Jeudi 26 mars 2020.  Prison de Namur, 19h53, Gabi m’appelle.  La prison de Namur est ce qu’on appelle une maison d’arrêt.  Lieu où sont détenus, en théorie, des personnes en préventive, des personnes en attente de jugement.  Ils sont entre 150 et 170, parfois plus.  Il a été averti du projet « Chronique carcérale en temps de pandémie » par un genepiste.  Nous nous sommes déjà rencontrés quelques semaines plus tôt.  Le contact se fait facilement.  Il me confie d’entrée que son co-détenu, Falhi, devient parano.  Comme si c’était nécessaire, je lui demande si c’est lié au corona.  C’est alors qu’il m’explique que les détenus de la cellule d’en face ont été mis en confinement.  Sur la porte, une affiche indiquant « danger » comme vestige de cette possible contamination.  Des détenus écartés, il y en a déjà eu quelques-uns.  Une vingtaine, selon ses estimations.  Certains sont revenus, d’autres pas.  Personne ne leur dit si les suspicions sont confirmées ou non.

 

20h, un bruit de fond que je ne remarque pas tout de suite.  À l’heure où, à l’extérieur, les applaudissements tonnent, à l’intérieur, ce sont les voix qui grondent.  La plupart des détenus doivent avoir vu le journal et le reportage sur ce qui s’est passé aux prisons de Leuze et Arlon.  À Namur ce n’est pas pareil.  La prison est réputée relativement calme.  Gabi confirme.  Pour lui qui a également connu la vie à la prison de Jamioulx, il n’y a pas photo ; les détenus incarcérés, la relation avec les agents, l’approche de la direction, les conditions de vie, tout y est différent et moins désagréable.  Pourtant, aujourd’hui les détenus se font entendre.  Ils font trembler les cellules et crient.  Vive la liberté.  Ici, les tensions ne sont encore que sporadiques et de faible intensité, mais Gabi a sa petite idée sur comment se déroulerait la suite si ça devait durer… Il faut dire que, même si leur liberté est déjà, de par la nature de la prison, amoindrie en « temps normal », eux aussi sentent les effets du confinement.  L’accès au médecin uniquement pour les urgences et on oublie le dentiste ou autres spécialistes ; des contacts avec le SPS (service psycho-social) uniquement via billet de rapport* (relevés quotidiennement à 18h30) ; activités annulées et bibliothèque au ralenti, les cours collectifs auxquels assiste Gabi pour se préparer au jury central n’étant plus dispensés, il doit se débrouiller seul et avec moins de ressources pédagogiques pour avancer dans ses cours par correspondance ; visites suspendues.  Même la cantine est restreinte.  La cantine c’est ce qui permet aux détenus de se procurer, moyennant argent, tout ce qui n’est pas fourni par la prison : de la nourriture (en dehors des plats servis, donc), aux produits d’hygiène et d’entretien, en passant par le matériel multimédia.  Désormais, ils n’ont plus accès qu’à quelques denrées fraîches (fruits et yaourt, principalement) mais plus à l’eau (parce que l’eau du robinet …), ni aux boissons gazeuses qui peuvent représenter un vrai petit plaisir, ni à aucun type de savons et ni, bien sûr, au tant convoité papier toilette (ils en reçoivent un rouleau par détenu par semaine), ni même aux journaux et magazines.  « Ça peut paraître bête », mais son ciné-télé-revue lui manque, car la télé est anxiogène pour le moment.

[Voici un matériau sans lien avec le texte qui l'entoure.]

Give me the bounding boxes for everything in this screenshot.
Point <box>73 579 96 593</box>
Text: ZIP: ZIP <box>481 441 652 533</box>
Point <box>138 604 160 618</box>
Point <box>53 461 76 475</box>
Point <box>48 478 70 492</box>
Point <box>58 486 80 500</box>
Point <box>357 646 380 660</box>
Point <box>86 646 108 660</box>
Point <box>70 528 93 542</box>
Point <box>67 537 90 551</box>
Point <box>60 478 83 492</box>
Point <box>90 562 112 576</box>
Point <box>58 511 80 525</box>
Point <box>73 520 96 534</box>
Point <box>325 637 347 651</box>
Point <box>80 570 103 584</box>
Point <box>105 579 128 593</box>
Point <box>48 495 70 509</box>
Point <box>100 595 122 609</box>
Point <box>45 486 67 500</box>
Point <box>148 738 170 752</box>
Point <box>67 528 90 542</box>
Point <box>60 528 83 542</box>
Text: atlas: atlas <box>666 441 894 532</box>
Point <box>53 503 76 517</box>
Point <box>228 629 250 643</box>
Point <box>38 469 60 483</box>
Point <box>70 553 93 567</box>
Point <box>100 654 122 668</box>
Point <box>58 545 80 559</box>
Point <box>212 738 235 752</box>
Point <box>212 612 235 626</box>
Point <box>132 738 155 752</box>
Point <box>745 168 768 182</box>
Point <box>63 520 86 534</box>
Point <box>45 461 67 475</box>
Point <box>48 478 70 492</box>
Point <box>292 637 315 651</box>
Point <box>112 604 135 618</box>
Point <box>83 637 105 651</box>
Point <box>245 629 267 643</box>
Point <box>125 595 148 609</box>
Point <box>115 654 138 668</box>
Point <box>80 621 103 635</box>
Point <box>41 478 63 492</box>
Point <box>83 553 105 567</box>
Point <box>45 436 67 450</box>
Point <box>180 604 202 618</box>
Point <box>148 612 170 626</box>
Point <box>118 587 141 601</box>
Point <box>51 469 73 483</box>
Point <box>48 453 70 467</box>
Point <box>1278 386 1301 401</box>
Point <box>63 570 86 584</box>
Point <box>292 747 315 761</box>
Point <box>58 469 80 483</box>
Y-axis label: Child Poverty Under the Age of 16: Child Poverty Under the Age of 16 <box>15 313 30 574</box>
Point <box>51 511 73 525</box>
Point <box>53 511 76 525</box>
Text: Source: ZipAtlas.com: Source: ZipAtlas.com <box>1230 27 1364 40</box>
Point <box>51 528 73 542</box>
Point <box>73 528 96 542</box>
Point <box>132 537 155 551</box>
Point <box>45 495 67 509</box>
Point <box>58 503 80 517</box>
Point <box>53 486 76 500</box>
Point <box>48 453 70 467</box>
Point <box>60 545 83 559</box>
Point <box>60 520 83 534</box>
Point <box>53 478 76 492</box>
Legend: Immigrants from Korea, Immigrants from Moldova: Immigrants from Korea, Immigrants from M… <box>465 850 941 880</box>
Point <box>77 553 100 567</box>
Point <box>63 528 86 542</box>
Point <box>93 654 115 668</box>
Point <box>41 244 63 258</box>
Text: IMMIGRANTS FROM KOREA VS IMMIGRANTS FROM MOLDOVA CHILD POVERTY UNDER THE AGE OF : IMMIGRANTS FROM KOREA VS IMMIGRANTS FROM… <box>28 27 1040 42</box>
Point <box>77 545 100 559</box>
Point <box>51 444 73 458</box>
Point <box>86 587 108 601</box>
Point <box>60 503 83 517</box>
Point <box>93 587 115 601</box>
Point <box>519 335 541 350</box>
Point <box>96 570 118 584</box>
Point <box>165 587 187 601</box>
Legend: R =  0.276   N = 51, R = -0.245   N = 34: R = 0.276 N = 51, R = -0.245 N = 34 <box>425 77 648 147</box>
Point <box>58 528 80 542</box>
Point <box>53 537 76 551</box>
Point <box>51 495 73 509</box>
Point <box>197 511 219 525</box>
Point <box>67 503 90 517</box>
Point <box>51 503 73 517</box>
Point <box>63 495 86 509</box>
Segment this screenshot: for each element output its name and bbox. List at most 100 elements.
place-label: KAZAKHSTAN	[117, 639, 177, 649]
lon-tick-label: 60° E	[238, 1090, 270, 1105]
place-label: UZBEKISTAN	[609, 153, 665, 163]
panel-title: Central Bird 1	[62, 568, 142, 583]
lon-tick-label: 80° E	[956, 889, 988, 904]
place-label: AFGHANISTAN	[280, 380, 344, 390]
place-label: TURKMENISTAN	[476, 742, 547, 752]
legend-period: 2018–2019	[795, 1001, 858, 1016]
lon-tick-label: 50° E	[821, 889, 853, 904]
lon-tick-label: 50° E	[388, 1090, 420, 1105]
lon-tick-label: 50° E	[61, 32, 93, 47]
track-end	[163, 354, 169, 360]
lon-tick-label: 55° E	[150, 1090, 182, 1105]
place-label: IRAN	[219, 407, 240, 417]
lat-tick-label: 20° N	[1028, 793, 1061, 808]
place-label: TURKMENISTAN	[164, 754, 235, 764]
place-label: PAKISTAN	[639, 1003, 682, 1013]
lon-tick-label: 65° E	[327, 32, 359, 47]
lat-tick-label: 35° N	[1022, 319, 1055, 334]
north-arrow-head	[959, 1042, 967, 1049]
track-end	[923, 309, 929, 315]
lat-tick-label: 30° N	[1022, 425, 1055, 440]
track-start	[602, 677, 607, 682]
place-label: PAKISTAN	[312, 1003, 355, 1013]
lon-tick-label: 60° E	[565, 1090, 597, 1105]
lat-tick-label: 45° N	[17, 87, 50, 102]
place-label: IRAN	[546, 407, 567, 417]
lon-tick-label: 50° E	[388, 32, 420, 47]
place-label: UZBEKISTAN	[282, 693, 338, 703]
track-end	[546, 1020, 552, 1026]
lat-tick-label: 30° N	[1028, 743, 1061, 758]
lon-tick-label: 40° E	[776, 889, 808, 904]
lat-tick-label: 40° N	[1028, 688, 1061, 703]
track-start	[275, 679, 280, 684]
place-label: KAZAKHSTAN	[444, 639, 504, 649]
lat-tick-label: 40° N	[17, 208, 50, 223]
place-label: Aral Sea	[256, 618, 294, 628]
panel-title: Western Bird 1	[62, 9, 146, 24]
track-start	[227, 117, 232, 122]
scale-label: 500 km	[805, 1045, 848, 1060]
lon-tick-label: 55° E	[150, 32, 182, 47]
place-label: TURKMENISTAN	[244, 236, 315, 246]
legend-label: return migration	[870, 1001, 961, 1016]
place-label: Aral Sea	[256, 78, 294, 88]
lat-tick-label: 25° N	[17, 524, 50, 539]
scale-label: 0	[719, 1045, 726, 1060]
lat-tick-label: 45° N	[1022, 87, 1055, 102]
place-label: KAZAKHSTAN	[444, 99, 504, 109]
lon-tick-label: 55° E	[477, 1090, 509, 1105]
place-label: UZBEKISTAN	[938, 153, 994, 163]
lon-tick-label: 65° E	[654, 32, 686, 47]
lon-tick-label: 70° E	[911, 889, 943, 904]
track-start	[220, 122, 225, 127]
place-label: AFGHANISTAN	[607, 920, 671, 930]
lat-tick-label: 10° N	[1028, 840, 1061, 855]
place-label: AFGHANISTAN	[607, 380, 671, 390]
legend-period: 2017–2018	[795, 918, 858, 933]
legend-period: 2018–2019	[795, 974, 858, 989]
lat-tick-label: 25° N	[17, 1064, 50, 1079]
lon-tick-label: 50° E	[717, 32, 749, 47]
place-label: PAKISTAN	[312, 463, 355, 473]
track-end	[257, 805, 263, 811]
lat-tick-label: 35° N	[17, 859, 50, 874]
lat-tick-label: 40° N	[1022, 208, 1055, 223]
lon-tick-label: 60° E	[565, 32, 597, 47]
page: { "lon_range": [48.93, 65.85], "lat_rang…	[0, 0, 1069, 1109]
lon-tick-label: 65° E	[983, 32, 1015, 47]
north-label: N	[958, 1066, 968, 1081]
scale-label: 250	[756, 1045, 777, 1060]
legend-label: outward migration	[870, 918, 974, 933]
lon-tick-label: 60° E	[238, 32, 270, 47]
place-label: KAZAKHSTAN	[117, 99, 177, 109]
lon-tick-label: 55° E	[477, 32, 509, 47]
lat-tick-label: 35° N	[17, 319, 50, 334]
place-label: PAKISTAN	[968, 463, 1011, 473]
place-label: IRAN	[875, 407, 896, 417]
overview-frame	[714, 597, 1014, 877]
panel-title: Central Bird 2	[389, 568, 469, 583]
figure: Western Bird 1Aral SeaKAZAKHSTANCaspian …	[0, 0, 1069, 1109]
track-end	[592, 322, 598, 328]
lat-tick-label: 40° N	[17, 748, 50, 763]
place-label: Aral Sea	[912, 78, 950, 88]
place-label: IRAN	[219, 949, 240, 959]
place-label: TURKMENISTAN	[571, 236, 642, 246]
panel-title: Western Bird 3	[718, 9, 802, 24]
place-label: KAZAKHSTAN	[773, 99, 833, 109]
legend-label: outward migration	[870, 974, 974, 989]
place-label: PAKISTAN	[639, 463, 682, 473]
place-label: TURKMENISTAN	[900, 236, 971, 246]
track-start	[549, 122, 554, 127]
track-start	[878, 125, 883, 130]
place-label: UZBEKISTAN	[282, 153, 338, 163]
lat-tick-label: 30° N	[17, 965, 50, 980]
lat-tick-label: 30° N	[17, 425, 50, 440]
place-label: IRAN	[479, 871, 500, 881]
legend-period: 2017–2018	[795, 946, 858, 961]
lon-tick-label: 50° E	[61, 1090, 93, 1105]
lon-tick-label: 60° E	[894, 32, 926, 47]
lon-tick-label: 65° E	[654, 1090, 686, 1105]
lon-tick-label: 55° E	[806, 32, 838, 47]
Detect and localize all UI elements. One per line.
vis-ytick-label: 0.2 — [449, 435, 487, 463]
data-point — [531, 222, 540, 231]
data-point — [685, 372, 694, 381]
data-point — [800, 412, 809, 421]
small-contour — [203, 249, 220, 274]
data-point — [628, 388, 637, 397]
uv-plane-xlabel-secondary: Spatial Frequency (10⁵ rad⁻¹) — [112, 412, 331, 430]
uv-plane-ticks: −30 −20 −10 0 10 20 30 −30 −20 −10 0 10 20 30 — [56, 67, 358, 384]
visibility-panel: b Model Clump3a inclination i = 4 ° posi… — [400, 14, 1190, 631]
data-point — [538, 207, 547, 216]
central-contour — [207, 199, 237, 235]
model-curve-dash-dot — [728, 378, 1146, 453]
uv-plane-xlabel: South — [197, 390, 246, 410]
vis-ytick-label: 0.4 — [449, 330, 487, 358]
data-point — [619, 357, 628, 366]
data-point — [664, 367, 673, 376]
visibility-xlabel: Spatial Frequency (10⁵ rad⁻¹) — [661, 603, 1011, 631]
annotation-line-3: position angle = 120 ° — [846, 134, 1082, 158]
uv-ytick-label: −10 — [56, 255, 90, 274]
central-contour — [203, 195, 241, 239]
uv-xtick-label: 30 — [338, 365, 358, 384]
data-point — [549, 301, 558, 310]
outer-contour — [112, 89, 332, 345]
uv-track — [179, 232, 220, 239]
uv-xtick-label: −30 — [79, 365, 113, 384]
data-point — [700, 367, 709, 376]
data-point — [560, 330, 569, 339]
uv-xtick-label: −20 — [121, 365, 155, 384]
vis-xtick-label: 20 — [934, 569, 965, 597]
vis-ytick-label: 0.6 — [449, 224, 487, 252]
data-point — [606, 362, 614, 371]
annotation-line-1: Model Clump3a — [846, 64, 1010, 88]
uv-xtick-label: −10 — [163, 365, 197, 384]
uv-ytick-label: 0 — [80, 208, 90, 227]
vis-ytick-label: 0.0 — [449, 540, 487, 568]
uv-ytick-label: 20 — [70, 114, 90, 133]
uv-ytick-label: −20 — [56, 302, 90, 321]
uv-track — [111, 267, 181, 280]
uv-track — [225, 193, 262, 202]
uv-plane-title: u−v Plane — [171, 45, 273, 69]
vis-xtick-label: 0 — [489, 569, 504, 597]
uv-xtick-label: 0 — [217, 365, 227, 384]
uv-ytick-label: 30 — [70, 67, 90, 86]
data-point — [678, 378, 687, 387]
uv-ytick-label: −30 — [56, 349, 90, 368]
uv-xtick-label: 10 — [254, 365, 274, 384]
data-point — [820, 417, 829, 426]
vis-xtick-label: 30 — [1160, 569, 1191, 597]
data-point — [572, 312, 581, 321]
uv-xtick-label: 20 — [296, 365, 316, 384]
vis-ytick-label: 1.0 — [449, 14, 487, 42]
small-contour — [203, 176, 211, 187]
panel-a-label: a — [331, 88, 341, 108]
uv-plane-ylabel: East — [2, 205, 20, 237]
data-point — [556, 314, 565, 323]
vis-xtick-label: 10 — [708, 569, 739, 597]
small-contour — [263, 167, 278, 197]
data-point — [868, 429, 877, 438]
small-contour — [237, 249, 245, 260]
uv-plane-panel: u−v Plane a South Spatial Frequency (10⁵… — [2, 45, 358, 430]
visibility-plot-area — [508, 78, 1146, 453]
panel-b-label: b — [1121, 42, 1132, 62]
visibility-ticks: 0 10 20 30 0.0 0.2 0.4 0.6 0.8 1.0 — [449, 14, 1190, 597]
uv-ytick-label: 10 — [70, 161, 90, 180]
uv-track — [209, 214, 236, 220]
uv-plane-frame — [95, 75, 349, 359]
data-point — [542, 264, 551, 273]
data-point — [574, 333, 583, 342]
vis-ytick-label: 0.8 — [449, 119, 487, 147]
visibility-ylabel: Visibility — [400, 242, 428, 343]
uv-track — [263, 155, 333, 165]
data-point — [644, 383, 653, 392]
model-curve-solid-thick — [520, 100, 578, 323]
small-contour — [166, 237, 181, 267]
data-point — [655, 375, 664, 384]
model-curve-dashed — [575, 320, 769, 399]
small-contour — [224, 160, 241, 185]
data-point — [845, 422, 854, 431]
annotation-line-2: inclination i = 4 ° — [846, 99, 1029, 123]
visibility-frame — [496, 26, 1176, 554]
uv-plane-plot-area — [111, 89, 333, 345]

Pourtant certaines mesures sont prises pour éviter la contagion.  Un servant désinfecte deux à trois fois par jour (voire plus) les poignées de portes et certains agents portent des gants, mais pas tous.  Sans doute par manque de moyen, mais comme dit Gabi, « je ne pense pas qu’on soit la priorité du gouvernement ».  Il n’y a plus de fouilles avant et après les préaux qui ont par ailleurs été repensés : les détenus ont toujours droit à leurs deux heures de préau, mais les groupes sont plus petits (demi-sections*). Les effectifs sont réduits, mais tous les changements organisationnels (impliquant notamment moins de mouvements) font que les détenus ne le ressentent pas, tout du moins pas à l’aile* B.  L’aile qui a été rénovée et dans laquelle les détenus ont un téléphone en cellule.  À leur échelle, les détenus prennent eux aussi des mesures : Gabi et Falhi se sont mis d’accord sur quelques règles : ne plus serrer la main à personne et de ne plus prêter leurs affaires.  Malgré ces précautions, la méfiance n’a pas encore pris le dessus et trop influencé les relations entre détenus ou avec les agents (exception faite des rares qui sont déjà moins sympa d’habitude).

 

Vers 20h25, à ma demande, Gabi compte que nous avons déjà utilisé près de 5euros de son compte pour cet appel.  5 euros la demi-heure… Pas besoin d’être un expert en math pour savoir que les 2x10€ d’appel offerts (pour les minimums trois semaines de confinement) ne compenseront pas les heures de visite dont les détenus sont privés.  Ils auront tout de même eu le mérite de calmer les esprits, du moins pour un temps, suite à l’annonce de la suspension des visites et de temporiser la réaction des détenus pour qui celles-ci représentent le dernier semblant d’attache avec le monde extérieur et surtout, leurs proches.  Sans oublier qu’outre les visites, les relations sociales sont déjà nettement diminuées de par l’annulation des diverses activités et autres mesures de sécurité.  Sur ce, nous décidons de nous arrêter là pour aujourd’hui.  Il me rappellera dans la semaine (les appels sont à sens unique et se font au gré des moyens du détenu) et je me ferai un plaisir de vous partager nos échanges.  À la semaine prochaine !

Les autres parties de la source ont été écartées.